La relation entre Vérité et Kettricken est intéressante. Leur histoire débute par un mariage arrangé qui doit montrer au peuple que les Loinvoyant gardent l'espoir d'un futur meilleur. Pour cela, il faut faire des enfants. Si Kettricken a conscience de ce qu'on attend d'elle, cela semble être moins le cas de Vérité. Ne désire-t-il pas sa femme ? Ou est-il trop pris par ses obligations liées à la défense du royaume ? Cette interrogation hante Kettricken : « voyons, si je suis la seule à pouvoir lui donner un héritier, lui seul peut l'engendrer ; dans ce cas, pourquoi dois-je rester confinée ici tandis qu'il se jette à corps perdu dans la protection de notre peuple ? » Au-delà de la question de l'héritier, Kettricken est celle qui offre à Vérité la possibilité d'en faire plus : elle le lance dans la quête des Anciens. C'est une opportunité pour Vérité d'échapper au château, d'échapper à cet Art qui le détruit petit à petit. Il peut enfin agir physiquement, il peut enfin montrer à ses gens, son peuple, qu'il fait quelque chose. A de nombreuses reprises, Kettricken ou Fitz ont montré que les personnes royales étaient là pour le peuple, qu'elles devaient tout donner pour lui. Vérité les écoutait sans jamais appliquer : là, il a la chance de le faire. Il dit, passionnément, à Kettricken que « dans tant d'autres domaines, j'ai manqué à mon devoir envers les Six-Duchés, et envers vous. Quand vous êtes venue vous faire proclamer reine, je n'ai manifesté nulle patience pour vos propos sur le rôle de l'Oblat ; je n'y voyais que les élucubrations idéalistes d'une enfant (…) J'ai appris de mes parents à faire passer les Six-Duchés avant moi. Je m'y suis efforcé mais je vois à présent que j'ai toujours envoyé d'autres s'exposer à ma place ».

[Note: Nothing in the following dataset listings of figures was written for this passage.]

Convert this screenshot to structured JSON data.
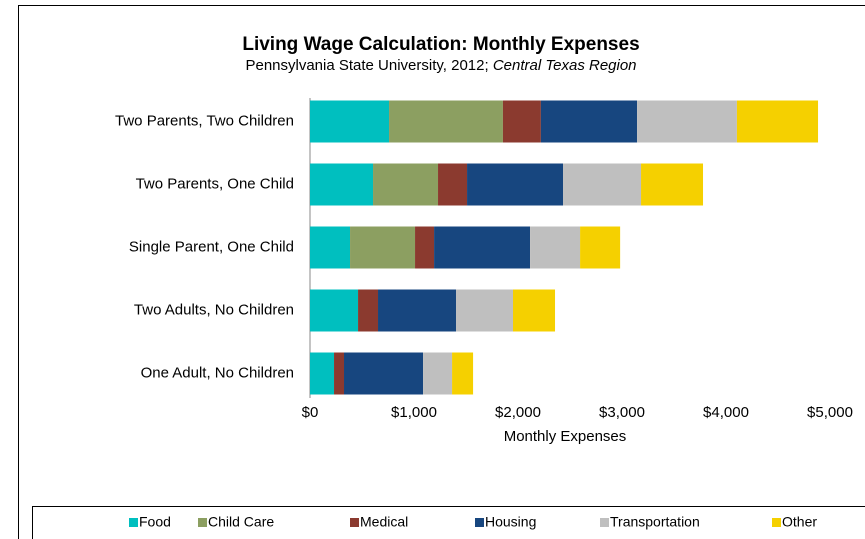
{
  "chart_data": {
    "type": "stacked-barh",
    "title": "Living Wage Calculation: Monthly Expenses",
    "subtitle": "Pennsylvania State University, 2012; ",
    "subtitle_region": "Central Texas Region",
    "xlabel": "Monthly Expenses",
    "categories": [
      "Two Parents, Two Children",
      "Two Parents, One Child",
      "Single Parent, One Child",
      "Two Adults, No Children",
      "One Adult, No Children"
    ],
    "series": [
      {
        "name": "Food",
        "color": "#00bfbf",
        "values": [
          760,
          606,
          385,
          462,
          231
        ]
      },
      {
        "name": "Child Care",
        "color": "#8c9f61",
        "values": [
          1095,
          625,
          625,
          0,
          0
        ]
      },
      {
        "name": "Medical",
        "color": "#8b3a2f",
        "values": [
          365,
          279,
          183,
          192,
          96
        ]
      },
      {
        "name": "Housing",
        "color": "#17467f",
        "values": [
          925,
          923,
          923,
          750,
          760
        ]
      },
      {
        "name": "Transportation",
        "color": "#bfbfbf",
        "values": [
          960,
          750,
          481,
          548,
          279
        ]
      },
      {
        "name": "Other",
        "color": "#f5d000",
        "values": [
          780,
          596,
          385,
          404,
          202
        ]
      }
    ],
    "xlim": [
      0,
      5000
    ],
    "xticks": [
      {
        "value": 0,
        "label": "$0"
      },
      {
        "value": 1000,
        "label": "$1,000"
      },
      {
        "value": 2000,
        "label": "$2,000"
      },
      {
        "value": 3000,
        "label": "$3,000"
      },
      {
        "value": 4000,
        "label": "$4,000"
      },
      {
        "value": 5000,
        "label": "$5,000"
      }
    ],
    "legend": "bottom"
  }
}
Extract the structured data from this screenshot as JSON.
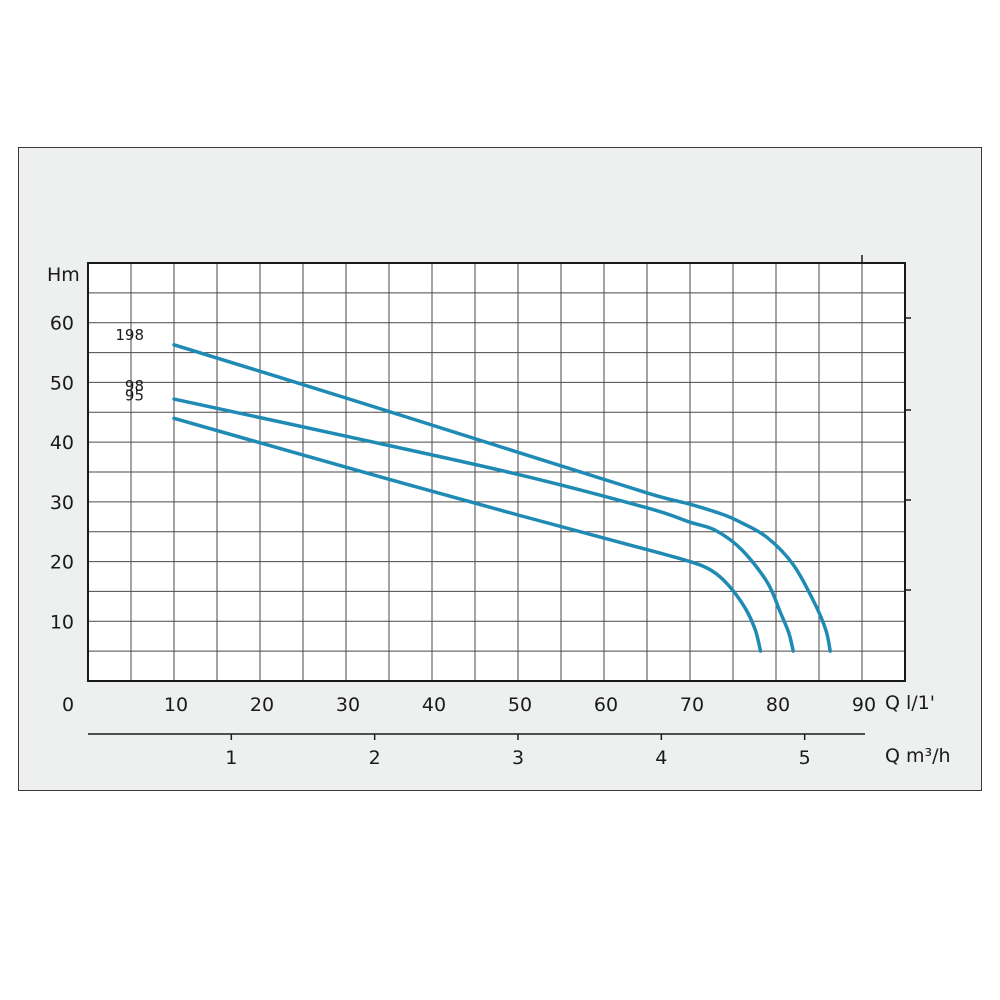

Le sacrifice, c'est ce qui attend Vérité loin dans les Montagnes. Lancé dans sa quête presque perdue d'avance des Anciens, il se retrouve acculé. Ses soutiens sont tués ou dispersés, il ne peut compter que sur lui. Loin de tout et de tous, il garde pourtant en tête son objectif : sauver les Six-Duchés de la catastrophe. Lorsque le petit groupe constitué de Fitz, de Kettricken, d'Astérie, de Caudron, d'Oeil-de-Nuit et du Fou parvient à le rejoindre, ils sont perplexes, ils ne comprennent pas ce qu'il fait. Ils le trouvent en train de sculpter un dragon de pierre et bon nombre (Fitz, Kettricken) croient qu'il a perdu la raison. Vérité leur montre que ce n'est pas le cas. S'il fait tout ça, c'est parce qu'il a un but en tête : « tout à faire... et je crains de terminer trop tard. Si ce n'est pas déjà le cas (…) Mais... trop tard pour sauver le peuple des Six-Duchés. Sinon, que ferais-je ici ? Pourquoi aurais-je abandonné mon pays et ma reine pour venir ici ? » Vérité forge donc son propre dragon de pierre et d'Art en sachant que cela signifiera sa mort. Il est prêt à donner sa vie, son énergie, ses passions, ses émotions pour son peuple. Quand son dragon sera terminé et prêt à aller se battre, Vérité sera mort (« c'est la nature des dragons. Il faut les nourrir, et c'est la vie qui les alimente ; elle doit être donnée volontairement pour en créer un »). Pour les autres présents, c'est terrible. Vérité n'est plus réellement un homme : il est froid, il est distant, il a du mal à formuler ses idées. Il ne pense qu'à son dragon, délaisse les autres et les blesse parfois. La situation est particulièrement pénible à vivre pour Kettricken. D'une certaine manière, c'est sans doute préférable qu'elle ne soit pas douée de l'Art et qu'elle se rende compte de la chute de vérité. Fitz, lui, le sent : « roi ou homme, oncle ou ami, je ne savais plus qui il était ; quand je l'artisais, je me heurtais à ses murailles ; quand je tendais mon Vif vers lui, je constatais que sa vie oscillait entre la créature de pierre et lui. »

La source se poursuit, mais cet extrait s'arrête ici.